Sunday, January 23, 2011

How Meta Is It To Blog About Blogs?

I have recently been on hiatus from blogging for various reasons, but tonight putting the proverbial pen to paper seems apt.  While I may not be ready to return to my prose, I was thinking about my own little niche in the electronic sphere.  How meta is it to blog about blogs?  I have always done a mental eye roll when reading fiction and the protagonist is a writer by profession.  Authors like King, Irving and Vonnegut have elevated their narcissistic to a level of masturbation.   "Write what you know", has just earned its cliche status.

Still, the need to decide what I am doing here has taken hold of my active thoughts.  Originally I started my blog to give my self a space to work on my writing.  A skill that lays dormant will soon wither and fall away.  My daily interaction with the written word is laid down medical jargon, cut to the bone to be concise and declarative.  No room to describe the tone of the air, the tilt of a head as the question is asked, or the lithe movement used to cross a room.  With school behind me, if not to blog, my textual competency would need not to be more sophisticated than the ability to make smiley faces and hearts via text message.

"A Girl and Her Blog" is acutely personal to me; sharing it is akin to intimacy.  As I fill the space with my words, my reader can judge me, love me, or revile me.  I am opening myself up for it all.  While some of my posts are silly or cathartic, most are serious expressions of my creativity.  Reflective and probative of self or prose hammered out over months, all are elemental to my core.  Sharing not only allows me to practice my art but allows me to lay bare my character.

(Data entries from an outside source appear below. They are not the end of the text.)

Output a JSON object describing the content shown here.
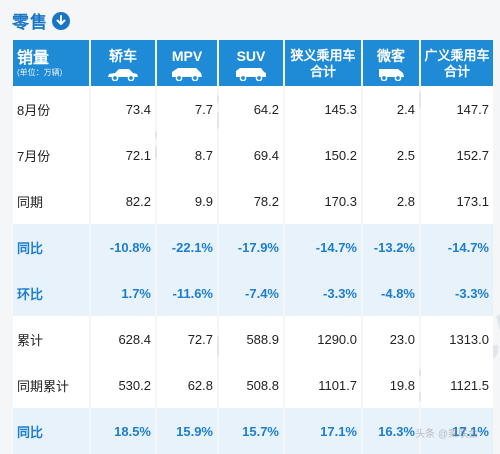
{
  "title": "零售",
  "header": {
    "row_label": "销量",
    "unit_note": "(单位：万辆)",
    "columns": [
      {
        "label": "轿车",
        "icon": "sedan-icon"
      },
      {
        "label": "MPV",
        "icon": "mpv-icon"
      },
      {
        "label": "SUV",
        "icon": "suv-icon"
      },
      {
        "label": "狭义乘用车合计",
        "line1": "狭义乘用车",
        "line2": "合计"
      },
      {
        "label": "微客",
        "icon": "minivan-icon"
      },
      {
        "label": "广义乘用车合计",
        "line1": "广义乘用车",
        "line2": "合计"
      }
    ]
  },
  "rows": [
    {
      "label": "8月份",
      "values": [
        "73.4",
        "7.7",
        "64.2",
        "145.3",
        "2.4",
        "147.7"
      ],
      "style": "normal"
    },
    {
      "label": "7月份",
      "values": [
        "72.1",
        "8.7",
        "69.4",
        "150.2",
        "2.5",
        "152.7"
      ],
      "style": "normal"
    },
    {
      "label": "同期",
      "values": [
        "82.2",
        "9.9",
        "78.2",
        "170.3",
        "2.8",
        "173.1"
      ],
      "style": "normal"
    },
    {
      "label": "同比",
      "values": [
        "-10.8%",
        "-22.1%",
        "-17.9%",
        "-14.7%",
        "-13.2%",
        "-14.7%"
      ],
      "style": "pct"
    },
    {
      "label": "环比",
      "values": [
        "1.7%",
        "-11.6%",
        "-7.4%",
        "-3.3%",
        "-4.8%",
        "-3.3%"
      ],
      "style": "pct"
    },
    {
      "label": "累计",
      "values": [
        "628.4",
        "72.7",
        "588.9",
        "1290.0",
        "23.0",
        "1313.0"
      ],
      "style": "normal"
    },
    {
      "label": "同期累计",
      "values": [
        "530.2",
        "62.8",
        "508.8",
        "1101.7",
        "19.8",
        "1121.5"
      ],
      "style": "normal"
    },
    {
      "label": "同比",
      "values": [
        "18.5%",
        "15.9%",
        "15.7%",
        "17.1%",
        "16.3%",
        "17.1%"
      ],
      "style": "pct"
    }
  ],
  "watermark_text": "CPCA",
  "credit": "头条 @乘联会",
  "colors": {
    "header_bg": "#1f8ad6",
    "accent": "#1876c7",
    "pct_text": "#1c7ed0",
    "pct_row_bg": "#e8f2fb"
  }
}
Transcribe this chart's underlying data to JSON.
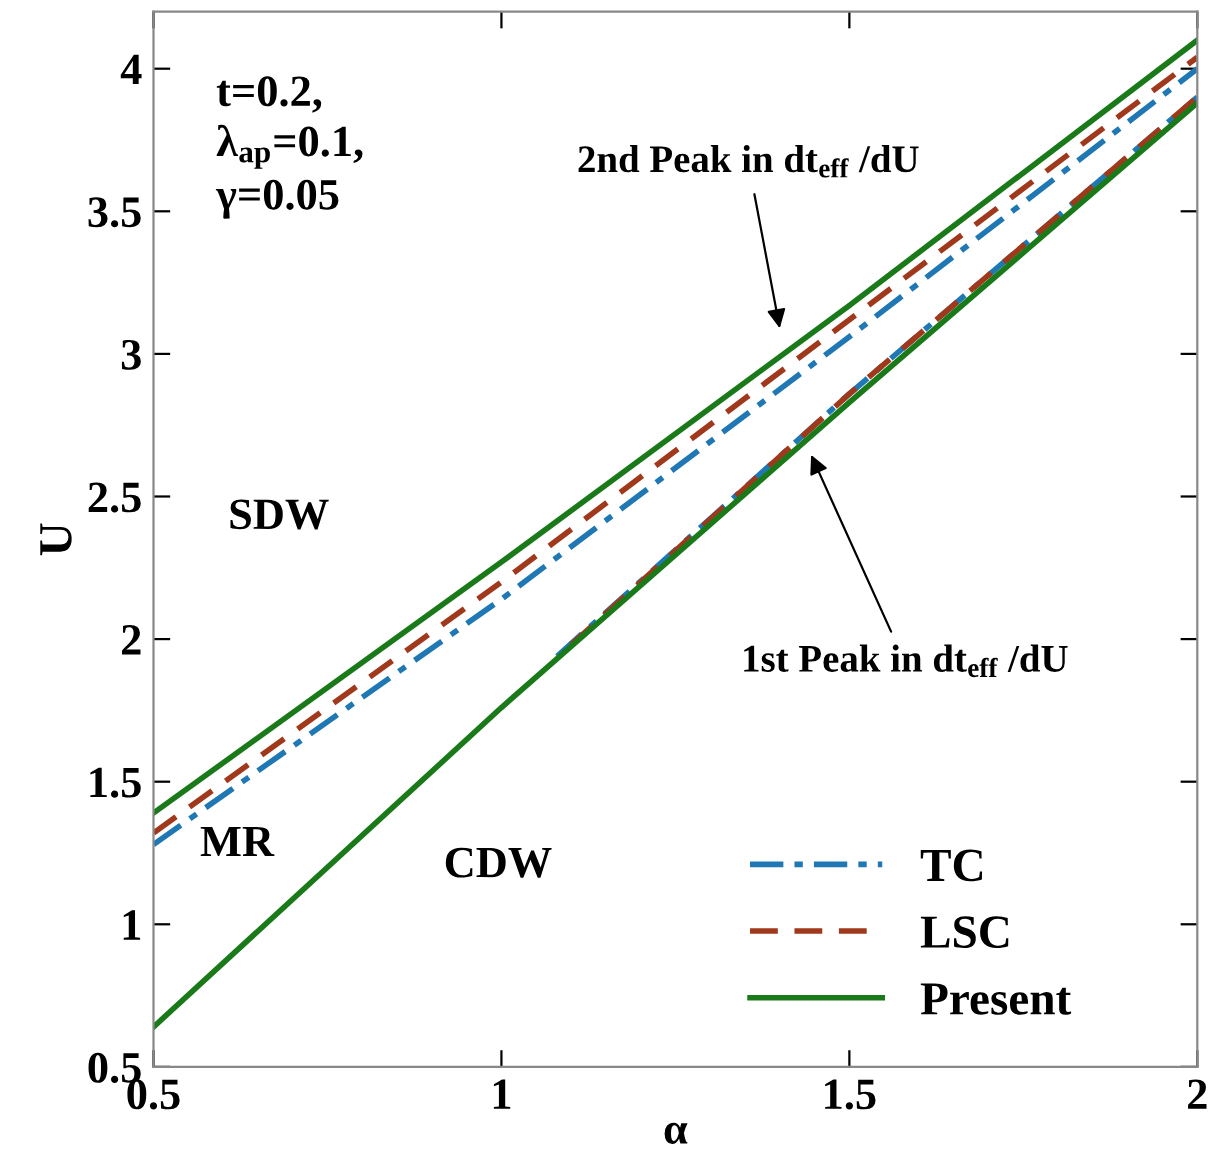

While I am hesitant as a cat with strangers to starts regular posts again, it feels so nice to be back amid my words.  I miss the way I look at the world, searching for the next stroke of inspiration to quiver inside me.  I miss the way I stop before speaking to search for the perfect turn of phrase.  I miss the way it changes how I read books, looking at technique and appreciating the subtle art.  I miss the way my fingers itch to tap out all the buzz inside my head.  I miss the way I get to tell you, my reader, just who I am.